Esta. Porem, não é a realidade de todas as nossas crianças. Para algumas a sua primeira socialização se dá num ambiente socioeconômico e cultural bem diverso, normalmente, a escola representa para elas um local hostil, onde vivem muitos conflitos. Seu vocabulário é considerado pobre e restrito, as crenças, os valores, enfim, de seus familiares é lida como inferior e, mesmo, vista com desconfiança. Os conhecimentos que desenvolveram não são “apropriados para as atividades escolares”. Seus pais e familiares não são reconhecidos como capazes de opinar e participar das questões educacionais, tudo o que já aprendeu conhece e sabe fazer é rejeitado como inútil, não é difícil concluir que se sinta uma pessoa inferior. A escola, partido desse ponto para a reflexão preocupa-se na hora de construir seus planejamentos, tentar refletir sobre essas questões será avançar um passo significativo no sentido de clarificar o compromisso político da escola que só poderá ser verdadeiramente democrática quando estabelecer como prioridades:
· Resgatar a auto-estima das crianças socialmente marginalizadas:



· Reconhecer que sua cultura pode ser diferente, mas não inferior;



· Utilizar seu saber como ponto de partida para avançar mais;



· Garantir-lhes, como ponto de chegada, a apropriação do acervo cultural da


humanidade, restrito, até então, às camadas economicamente mais favorecidas;



· Não permitir que limitações de ordem sócio econômicas sejam empecilhos para o ingresso e permanência das camadas populares nas escolas;

Estar comprometido, politicamente com as crianças é estar ao seu lado na luta pelo direito ao acesso a escola, oferecendo-lhe condições para que nela permaneçam e usufruam todo saber que lhes é devido.

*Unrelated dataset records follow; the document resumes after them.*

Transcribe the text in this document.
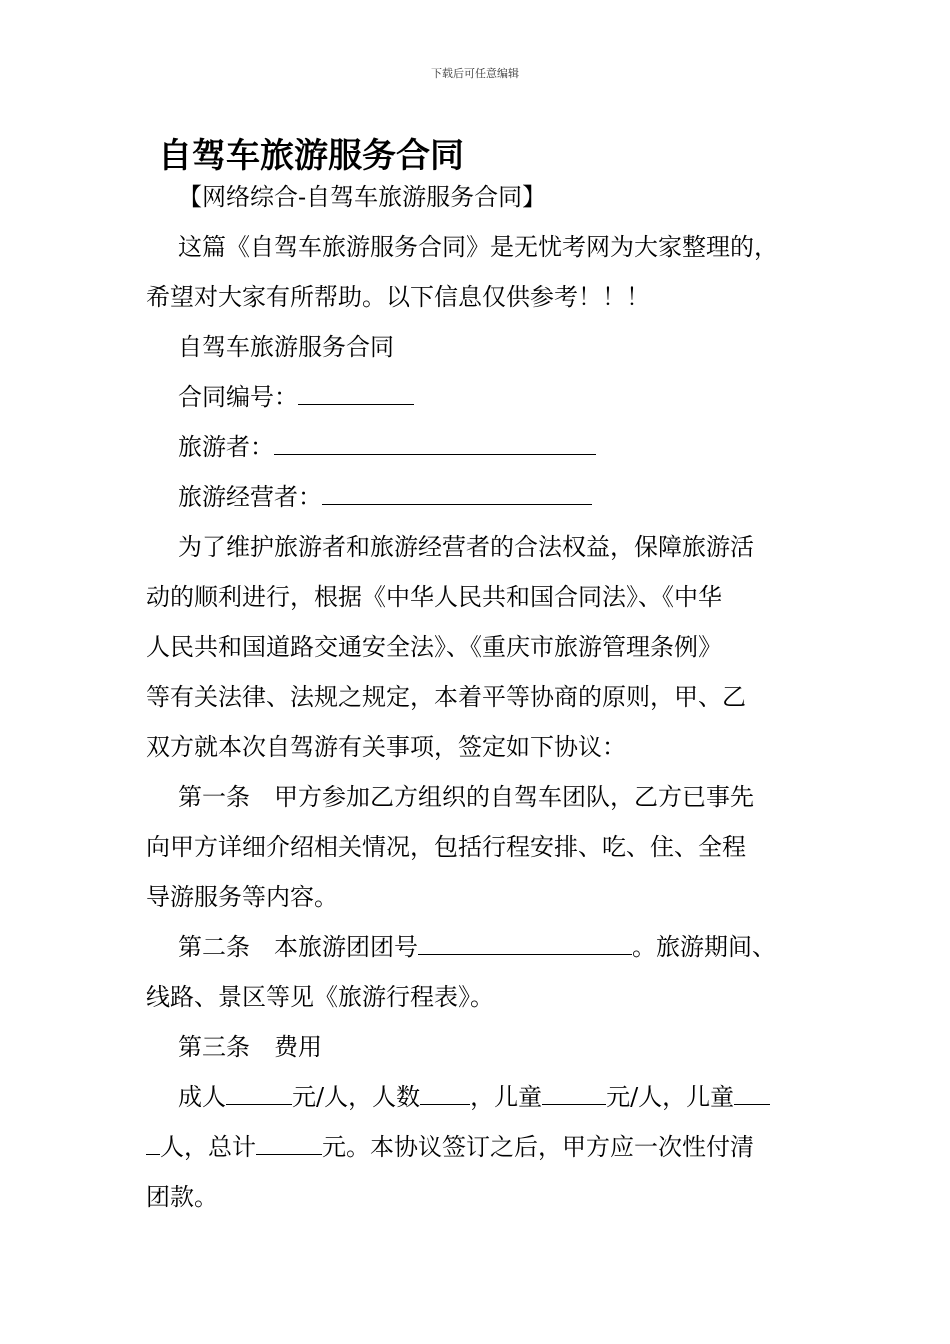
下载后可任意编辑
自驾车旅游服务合同
【网络综合-自驾车旅游服务合同】
这篇《自驾车旅游服务合同》是无忧考网为大家整理的，
希望对大家有所帮助。以下信息仅供参考！！！
自驾车旅游服务合同
合同编号：
旅游者：
旅游经营者：
为了维护旅游者和旅游经营者的合法权益，保障旅游活
动的顺利进行，根据《中华人民共和国合同法》、《中华
人民共和国道路交通安全法》、《重庆市旅游管理条例》
等有关法律、法规之规定，本着平等协商的原则，甲、乙
双方就本次自驾游有关事项，签定如下协议：
第一条　甲方参加乙方组织的自驾车团队，乙方已事先
向甲方详细介绍相关情况，包括行程安排、吃、住、全程
导游服务等内容。
第二条　本旅游团团号	。旅游期间、
线路、景区等见《旅游行程表》。
第三条　费用
成人	元/人，人数 ，儿童	元/人，儿童
人，总计	元。本协议签订之后，甲方应一次性付清
团款。
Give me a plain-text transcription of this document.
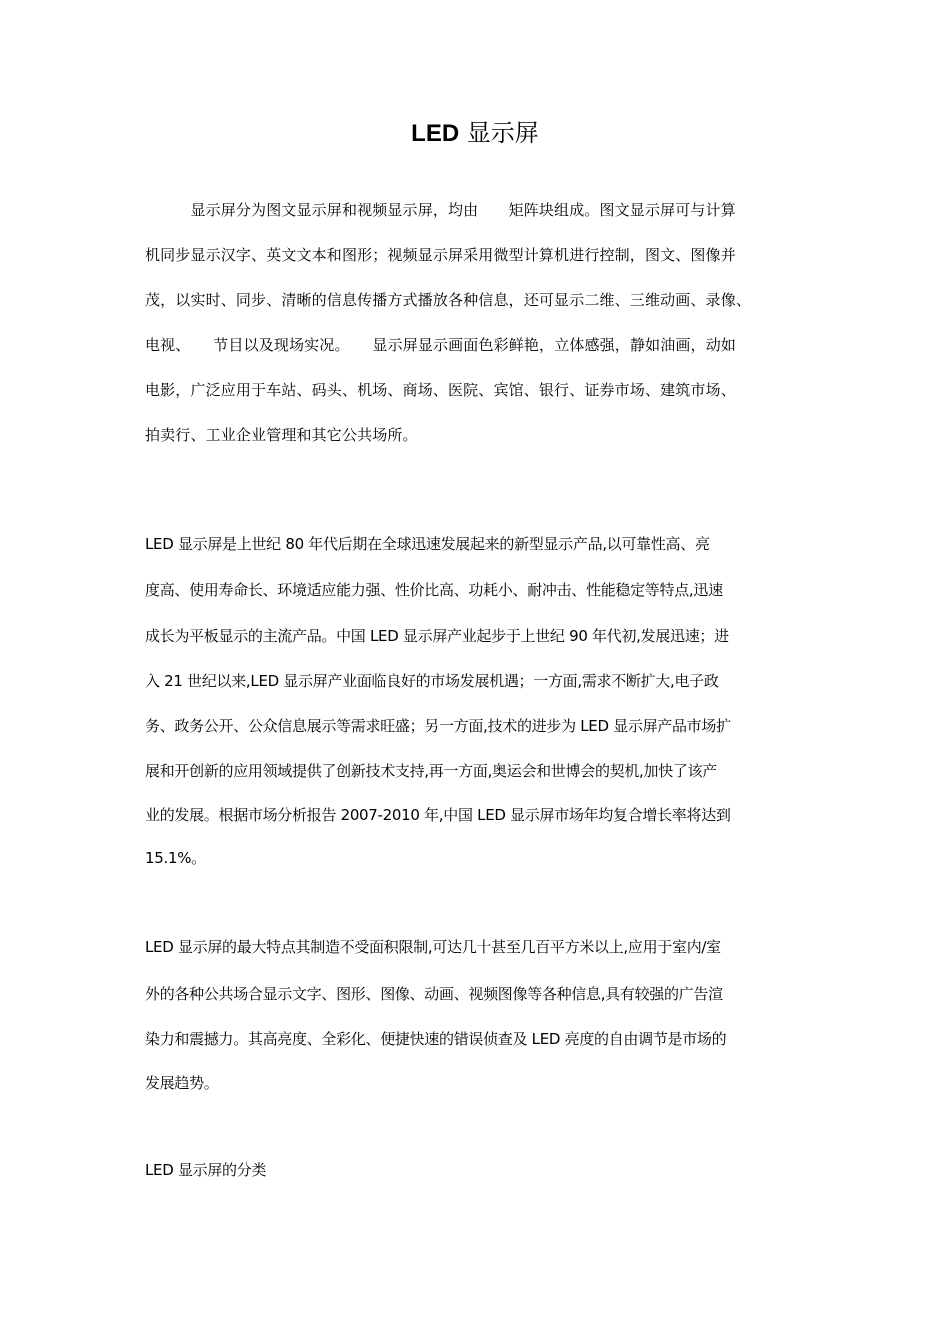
LED 显示屏
　　　显示屏分为图文显示屏和视频显示屏，均由　　矩阵块组成。图文显示屏可与计算
机同步显示汉字、英文文本和图形；视频显示屏采用微型计算机进行控制，图文、图像并
茂，以实时、同步、清晰的信息传播方式播放各种信息，还可显示二维、三维动画、录像、
电视、　　节目以及现场实况。　　显示屏显示画面色彩鲜艳，立体感强，静如油画，动如
电影，广泛应用于车站、码头、机场、商场、医院、宾馆、银行、证券市场、建筑市场、
拍卖行、工业企业管理和其它公共场所。
LED 显示屏是上世纪 80 年代后期在全球迅速发展起来的新型显示产品,以可靠性高、亮
度高、使用寿命长、环境适应能力强、性价比高、功耗小、耐冲击、性能稳定等特点,迅速
成长为平板显示的主流产品。中国 LED 显示屏产业起步于上世纪 90 年代初,发展迅速；进
入 21 世纪以来,LED 显示屏产业面临良好的市场发展机遇；一方面,需求不断扩大,电子政
务、政务公开、公众信息展示等需求旺盛；另一方面,技术的进步为 LED 显示屏产品市场扩
展和开创新的应用领域提供了创新技术支持,再一方面,奥运会和世博会的契机,加快了该产
业的发展。根据市场分析报告 2007-2010 年,中国 LED 显示屏市场年均复合增长率将达到
15.1%。
LED 显示屏的最大特点其制造不受面积限制,可达几十甚至几百平方米以上,应用于室内/室
外的各种公共场合显示文字、图形、图像、动画、视频图像等各种信息,具有较强的广告渲
染力和震撼力。其高亮度、全彩化、便捷快速的错误侦查及 LED 亮度的自由调节是市场的
发展趋势。
LED 显示屏的分类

É notório em nossa escola de Educação Infantil a preocupação com perguntas desta natureza na hora de construir seus planejamentos. Considerando-se as particularidades da faixa etária compreendida entre 4 e 6 anos e suas formas especificas de aprender criou-se categorias curriculares para organizar os conteúdos a serem trabalhados. Esta organização visa abranger diversos e múltiplos espaços de elaboração de conhecimentos e de diferentes linguagens, a construção da identidade, os processos de socialização e o desenvolvimento de autonomia das crianças que propiciam, por sua vez, as aprendizagens consideradas essenciais. Os âmbitos são compreendidos como domínios ou campos de ação que dão visibilidade aos eixos de trabalho educativo para que o professor possa organizar sua prática e refletir sobre a abrangência das experiências que propicia as crianças.



"Feedback do tutor"


Ezequiel Antônio Rezende Pereira Neves



Valeu Nei!!!


Sua escola está muito avançada em comparação a grande maioria das escolas no Brasil!!!! Parabéns pelo trabalho de vocês.